Sunday, 5 of September of 2010

“Mom”

My mother died two weeks after my ninth birthday.

If you’ve been reading my blog you might be confused.  Shit, if you know me in real life you might be a little perplexed.  I talk about my mom all the time.  In fact, she and my brother just visited not long ago.

Confused?  Yeah, me too.

See, my dad – that handsome young man in the picture to my left – and my mom married and had a son.  Then, as happens, their marriage began to deteriorate.  It was during the dissolution of their marriage that my mom became pregnant with me. It was probably not the best environment to bring a child into, but hey, I’m glad they did, you know?  I’m sure you are, too… because now YOU get ME!!

Ha ha.

My dad remarried when I was eighteen months old, and this is the woman who raised me after my mom died.  She’s not really into my whole ‘blogging’ thing, so this is the picture you get.  We call her ‘Masue’.

My mom I have no memory of my parents ever being together.  In fact, the only time I remember my parents being in the same room together was at my mothers’ funeral.

This is the woman who nursed me through mononucleosis in the third grade.  This is the woman who showed me how to be a good mother; this woman is the voice in my head who nags me about my laundry and picking up my room and eating right and not watching too much t.v., and… you get the picture, don’t you?  She’s my mother.  My mom.

It wasn’t always this easy, putting my two mothers together.  After my mom died, all I wanted was for Masue to think of me as her own daughter.  I didn’t realize that she already did… I looked for the different ways that she treated my (half) brother and sister, her biological children.  I looked for them and so I found them, and I let that mold me into a person who always looked for the negative pieces of herself, for the ‘reason’ I felt unacceptable.

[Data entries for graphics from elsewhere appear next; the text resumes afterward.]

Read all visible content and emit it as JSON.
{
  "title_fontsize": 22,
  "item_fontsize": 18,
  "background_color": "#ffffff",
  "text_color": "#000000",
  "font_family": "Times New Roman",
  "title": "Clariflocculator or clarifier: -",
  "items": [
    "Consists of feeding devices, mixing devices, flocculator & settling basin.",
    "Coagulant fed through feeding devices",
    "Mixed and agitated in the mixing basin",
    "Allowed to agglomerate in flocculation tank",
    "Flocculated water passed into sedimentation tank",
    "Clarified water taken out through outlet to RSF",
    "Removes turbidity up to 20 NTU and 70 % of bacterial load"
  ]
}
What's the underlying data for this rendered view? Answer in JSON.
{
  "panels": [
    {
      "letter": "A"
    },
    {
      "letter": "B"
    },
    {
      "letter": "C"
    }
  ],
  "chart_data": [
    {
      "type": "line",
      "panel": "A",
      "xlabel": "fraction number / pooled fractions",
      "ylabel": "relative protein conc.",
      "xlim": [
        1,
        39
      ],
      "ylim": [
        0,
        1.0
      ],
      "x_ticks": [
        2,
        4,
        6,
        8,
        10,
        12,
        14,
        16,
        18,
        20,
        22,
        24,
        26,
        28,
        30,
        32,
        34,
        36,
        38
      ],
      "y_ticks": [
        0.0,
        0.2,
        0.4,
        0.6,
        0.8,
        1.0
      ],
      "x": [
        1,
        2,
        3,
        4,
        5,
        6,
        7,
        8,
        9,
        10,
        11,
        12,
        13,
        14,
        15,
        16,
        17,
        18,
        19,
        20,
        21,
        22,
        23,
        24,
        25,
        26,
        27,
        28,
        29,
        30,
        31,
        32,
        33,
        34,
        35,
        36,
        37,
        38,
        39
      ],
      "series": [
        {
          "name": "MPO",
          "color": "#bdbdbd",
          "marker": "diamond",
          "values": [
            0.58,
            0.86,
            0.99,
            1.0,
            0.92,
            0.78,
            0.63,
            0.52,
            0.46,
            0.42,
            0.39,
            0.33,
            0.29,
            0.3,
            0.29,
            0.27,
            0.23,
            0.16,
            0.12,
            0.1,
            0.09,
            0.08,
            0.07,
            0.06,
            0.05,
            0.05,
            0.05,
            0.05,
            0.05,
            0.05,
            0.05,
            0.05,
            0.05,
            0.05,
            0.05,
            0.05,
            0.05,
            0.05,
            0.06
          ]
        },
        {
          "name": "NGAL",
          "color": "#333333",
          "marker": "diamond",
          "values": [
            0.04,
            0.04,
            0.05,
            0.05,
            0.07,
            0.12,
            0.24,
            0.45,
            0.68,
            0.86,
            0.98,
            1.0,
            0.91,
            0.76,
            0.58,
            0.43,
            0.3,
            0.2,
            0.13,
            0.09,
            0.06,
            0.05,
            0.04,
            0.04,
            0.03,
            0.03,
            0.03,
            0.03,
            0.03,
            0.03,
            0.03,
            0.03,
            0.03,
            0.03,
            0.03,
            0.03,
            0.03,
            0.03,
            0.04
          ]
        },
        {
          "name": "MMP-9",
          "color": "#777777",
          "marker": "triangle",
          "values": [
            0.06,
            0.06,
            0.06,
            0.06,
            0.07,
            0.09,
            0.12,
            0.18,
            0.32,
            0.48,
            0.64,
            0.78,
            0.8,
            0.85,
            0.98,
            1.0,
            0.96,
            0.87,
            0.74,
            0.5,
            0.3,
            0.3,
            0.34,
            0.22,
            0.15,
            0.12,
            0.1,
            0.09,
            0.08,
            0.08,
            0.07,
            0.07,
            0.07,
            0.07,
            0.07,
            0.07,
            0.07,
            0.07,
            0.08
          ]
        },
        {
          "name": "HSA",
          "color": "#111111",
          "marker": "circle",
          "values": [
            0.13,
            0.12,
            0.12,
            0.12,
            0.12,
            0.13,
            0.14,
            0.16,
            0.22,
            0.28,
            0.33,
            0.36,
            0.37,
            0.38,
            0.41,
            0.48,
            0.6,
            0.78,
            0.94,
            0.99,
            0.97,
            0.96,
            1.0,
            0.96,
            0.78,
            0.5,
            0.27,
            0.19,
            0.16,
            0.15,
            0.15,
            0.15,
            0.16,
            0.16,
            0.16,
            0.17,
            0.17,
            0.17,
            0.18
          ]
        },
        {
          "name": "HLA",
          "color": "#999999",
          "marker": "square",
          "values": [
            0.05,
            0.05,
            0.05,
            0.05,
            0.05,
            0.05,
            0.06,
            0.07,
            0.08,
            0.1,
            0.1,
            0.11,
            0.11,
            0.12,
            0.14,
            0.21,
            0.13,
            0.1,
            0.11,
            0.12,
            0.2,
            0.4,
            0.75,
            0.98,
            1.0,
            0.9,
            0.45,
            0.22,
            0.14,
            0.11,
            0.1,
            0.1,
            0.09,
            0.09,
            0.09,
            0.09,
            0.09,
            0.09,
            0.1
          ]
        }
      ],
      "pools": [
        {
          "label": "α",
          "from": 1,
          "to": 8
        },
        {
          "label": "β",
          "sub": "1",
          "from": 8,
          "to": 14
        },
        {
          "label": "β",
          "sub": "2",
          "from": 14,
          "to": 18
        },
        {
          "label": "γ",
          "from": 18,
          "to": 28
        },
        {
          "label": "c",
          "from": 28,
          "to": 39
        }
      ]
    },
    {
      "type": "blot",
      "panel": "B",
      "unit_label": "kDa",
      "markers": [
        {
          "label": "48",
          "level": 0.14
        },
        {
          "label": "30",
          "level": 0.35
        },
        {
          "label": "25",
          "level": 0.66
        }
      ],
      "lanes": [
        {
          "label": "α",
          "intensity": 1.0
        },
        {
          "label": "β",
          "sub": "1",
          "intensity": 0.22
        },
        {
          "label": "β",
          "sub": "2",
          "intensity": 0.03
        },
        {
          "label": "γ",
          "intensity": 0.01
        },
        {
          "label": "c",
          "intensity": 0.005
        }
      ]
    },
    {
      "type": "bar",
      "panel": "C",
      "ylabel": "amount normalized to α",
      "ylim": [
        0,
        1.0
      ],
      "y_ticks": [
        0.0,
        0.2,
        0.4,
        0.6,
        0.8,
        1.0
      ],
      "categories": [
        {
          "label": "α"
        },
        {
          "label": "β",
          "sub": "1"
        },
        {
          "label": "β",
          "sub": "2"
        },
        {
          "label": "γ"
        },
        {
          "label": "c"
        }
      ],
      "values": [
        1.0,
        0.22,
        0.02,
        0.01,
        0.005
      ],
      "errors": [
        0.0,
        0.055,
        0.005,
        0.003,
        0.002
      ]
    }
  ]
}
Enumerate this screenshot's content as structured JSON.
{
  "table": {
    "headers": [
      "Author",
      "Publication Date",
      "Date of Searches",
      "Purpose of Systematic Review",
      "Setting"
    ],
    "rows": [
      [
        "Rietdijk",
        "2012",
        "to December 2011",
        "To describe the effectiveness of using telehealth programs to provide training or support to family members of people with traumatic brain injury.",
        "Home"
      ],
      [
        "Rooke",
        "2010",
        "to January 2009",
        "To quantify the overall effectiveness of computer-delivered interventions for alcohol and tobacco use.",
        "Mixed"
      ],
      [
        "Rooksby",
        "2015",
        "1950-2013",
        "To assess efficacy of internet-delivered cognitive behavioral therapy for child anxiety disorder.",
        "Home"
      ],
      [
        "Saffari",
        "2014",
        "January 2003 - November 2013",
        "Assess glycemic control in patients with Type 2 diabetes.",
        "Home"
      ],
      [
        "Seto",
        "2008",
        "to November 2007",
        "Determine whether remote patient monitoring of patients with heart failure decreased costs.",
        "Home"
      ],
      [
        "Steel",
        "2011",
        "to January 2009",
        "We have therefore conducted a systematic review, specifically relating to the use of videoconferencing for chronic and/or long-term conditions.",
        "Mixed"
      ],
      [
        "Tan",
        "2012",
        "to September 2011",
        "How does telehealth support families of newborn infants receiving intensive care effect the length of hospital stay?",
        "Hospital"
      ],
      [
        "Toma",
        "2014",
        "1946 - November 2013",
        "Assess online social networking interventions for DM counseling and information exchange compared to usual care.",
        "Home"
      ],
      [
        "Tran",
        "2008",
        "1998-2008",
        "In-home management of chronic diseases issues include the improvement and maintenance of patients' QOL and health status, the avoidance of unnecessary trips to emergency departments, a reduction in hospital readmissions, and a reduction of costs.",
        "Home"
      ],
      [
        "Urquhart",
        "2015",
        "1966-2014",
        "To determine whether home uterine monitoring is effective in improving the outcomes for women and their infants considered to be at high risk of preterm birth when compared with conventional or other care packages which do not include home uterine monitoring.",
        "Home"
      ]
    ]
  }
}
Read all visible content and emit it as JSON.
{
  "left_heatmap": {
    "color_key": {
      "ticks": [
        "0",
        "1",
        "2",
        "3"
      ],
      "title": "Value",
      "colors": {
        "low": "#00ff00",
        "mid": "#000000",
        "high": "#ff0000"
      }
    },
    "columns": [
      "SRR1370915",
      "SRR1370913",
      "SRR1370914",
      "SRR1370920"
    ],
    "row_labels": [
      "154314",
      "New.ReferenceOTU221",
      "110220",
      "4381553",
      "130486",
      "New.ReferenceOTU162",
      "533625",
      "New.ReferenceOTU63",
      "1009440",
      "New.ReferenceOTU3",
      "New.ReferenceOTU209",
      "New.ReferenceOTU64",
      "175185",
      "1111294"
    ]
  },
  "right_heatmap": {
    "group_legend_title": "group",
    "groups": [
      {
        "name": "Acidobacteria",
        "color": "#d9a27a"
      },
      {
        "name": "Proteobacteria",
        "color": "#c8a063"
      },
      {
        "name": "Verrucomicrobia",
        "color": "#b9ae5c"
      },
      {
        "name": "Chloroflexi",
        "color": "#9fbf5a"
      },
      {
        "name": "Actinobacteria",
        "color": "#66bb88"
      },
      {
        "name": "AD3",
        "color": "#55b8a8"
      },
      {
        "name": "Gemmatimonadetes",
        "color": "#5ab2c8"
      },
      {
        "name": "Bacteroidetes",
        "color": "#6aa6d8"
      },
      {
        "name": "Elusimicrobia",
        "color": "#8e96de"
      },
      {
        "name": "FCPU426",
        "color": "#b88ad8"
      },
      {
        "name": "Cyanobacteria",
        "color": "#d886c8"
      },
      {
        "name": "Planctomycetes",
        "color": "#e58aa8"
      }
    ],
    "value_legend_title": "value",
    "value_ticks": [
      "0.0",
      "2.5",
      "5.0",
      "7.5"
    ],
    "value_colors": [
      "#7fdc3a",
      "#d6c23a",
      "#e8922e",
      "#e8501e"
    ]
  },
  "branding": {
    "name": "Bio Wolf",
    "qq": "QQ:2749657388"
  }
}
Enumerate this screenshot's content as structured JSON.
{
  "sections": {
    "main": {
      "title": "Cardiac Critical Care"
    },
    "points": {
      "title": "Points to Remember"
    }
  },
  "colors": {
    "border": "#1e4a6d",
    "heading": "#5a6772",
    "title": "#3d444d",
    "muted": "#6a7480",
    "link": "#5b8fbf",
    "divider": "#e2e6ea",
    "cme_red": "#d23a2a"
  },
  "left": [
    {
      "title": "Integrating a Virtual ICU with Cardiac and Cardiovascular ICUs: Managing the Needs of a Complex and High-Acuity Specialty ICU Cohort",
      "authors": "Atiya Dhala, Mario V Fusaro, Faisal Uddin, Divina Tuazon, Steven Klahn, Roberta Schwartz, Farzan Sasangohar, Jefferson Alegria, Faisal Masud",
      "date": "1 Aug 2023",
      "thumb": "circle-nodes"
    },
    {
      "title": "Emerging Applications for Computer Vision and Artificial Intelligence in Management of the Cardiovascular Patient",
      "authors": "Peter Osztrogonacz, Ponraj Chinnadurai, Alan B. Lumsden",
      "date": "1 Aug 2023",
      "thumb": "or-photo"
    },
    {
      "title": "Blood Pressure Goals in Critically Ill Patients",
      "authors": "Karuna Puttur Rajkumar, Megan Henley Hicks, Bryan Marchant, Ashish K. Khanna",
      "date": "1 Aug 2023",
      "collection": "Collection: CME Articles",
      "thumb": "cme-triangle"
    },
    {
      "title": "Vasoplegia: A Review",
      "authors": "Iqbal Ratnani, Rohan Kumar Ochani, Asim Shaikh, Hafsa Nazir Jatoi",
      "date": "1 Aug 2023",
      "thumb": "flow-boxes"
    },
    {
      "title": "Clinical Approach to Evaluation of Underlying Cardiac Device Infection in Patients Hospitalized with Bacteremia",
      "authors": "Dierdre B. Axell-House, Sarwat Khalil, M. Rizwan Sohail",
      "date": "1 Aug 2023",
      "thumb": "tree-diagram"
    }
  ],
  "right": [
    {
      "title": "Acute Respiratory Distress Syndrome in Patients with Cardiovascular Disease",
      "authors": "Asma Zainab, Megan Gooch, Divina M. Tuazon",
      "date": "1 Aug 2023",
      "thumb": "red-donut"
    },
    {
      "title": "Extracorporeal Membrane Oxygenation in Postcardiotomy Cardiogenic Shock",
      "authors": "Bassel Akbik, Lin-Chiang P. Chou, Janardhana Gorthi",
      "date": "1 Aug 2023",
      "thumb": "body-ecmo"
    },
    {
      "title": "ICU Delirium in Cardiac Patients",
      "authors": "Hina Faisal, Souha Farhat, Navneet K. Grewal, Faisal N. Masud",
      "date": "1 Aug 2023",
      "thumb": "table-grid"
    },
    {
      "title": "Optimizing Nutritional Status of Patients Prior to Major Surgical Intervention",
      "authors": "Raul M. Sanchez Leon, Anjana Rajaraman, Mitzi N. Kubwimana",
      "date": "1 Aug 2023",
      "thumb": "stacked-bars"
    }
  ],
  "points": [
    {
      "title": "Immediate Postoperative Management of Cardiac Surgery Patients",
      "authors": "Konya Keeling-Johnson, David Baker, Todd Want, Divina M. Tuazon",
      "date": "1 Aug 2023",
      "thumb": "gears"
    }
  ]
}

Then I almost lost her, too.  This time instead of to illness it was to pride and misunderstanding.  I moved from Los Angeles to the Pacific Northwest nearly five years ago and spent the better part of a year alone, pregnant, and thinking.  I thought about letting the distance between the two of us continue until it was complete; I thought about confronting her with the old ‘you never loved me’ argument; I thought about how little I wanted to fight with her, and how much I wanted her to accept me as I was.  I thought and I watched What Not To Wear and the Dog Whisperer and I thought about the baby I was carrying, my own daughter, and about how much I simply wanted my mom.

I finally figured it out, though.  I figured out that no matter what, no matter if Masue wanted me to be or not, I *AM* her daughter.  There’s nothing either one of us can do about it.   She’s my mom and I love her, and the fighting we were doing, the distance between us was something that most mothers and daughters go through.  Once I realized that, that mothers and daughters fight and disagree and argue and still love each other, I was able to let so much go.  I let the anxiety about whether or not she loved me just like my siblings go.  I let the fear that I wasn’t ever going to be accepted by her family go.  I let the fact that she was so pissed and hurt by me that she might never be able to get over it go, and I reinserted myself into her life.  I hope she doesn’t mind.  ;-)

And I’m still my mothers’ daughter.  I have her brown eyes, her big boobs, her love of laughter and drink and family.  I remember her and I love her, and I don’t have to feel guilty about loving and being Masue’s daughter as well.  I get to have both of them, and that makes me very, very lucky.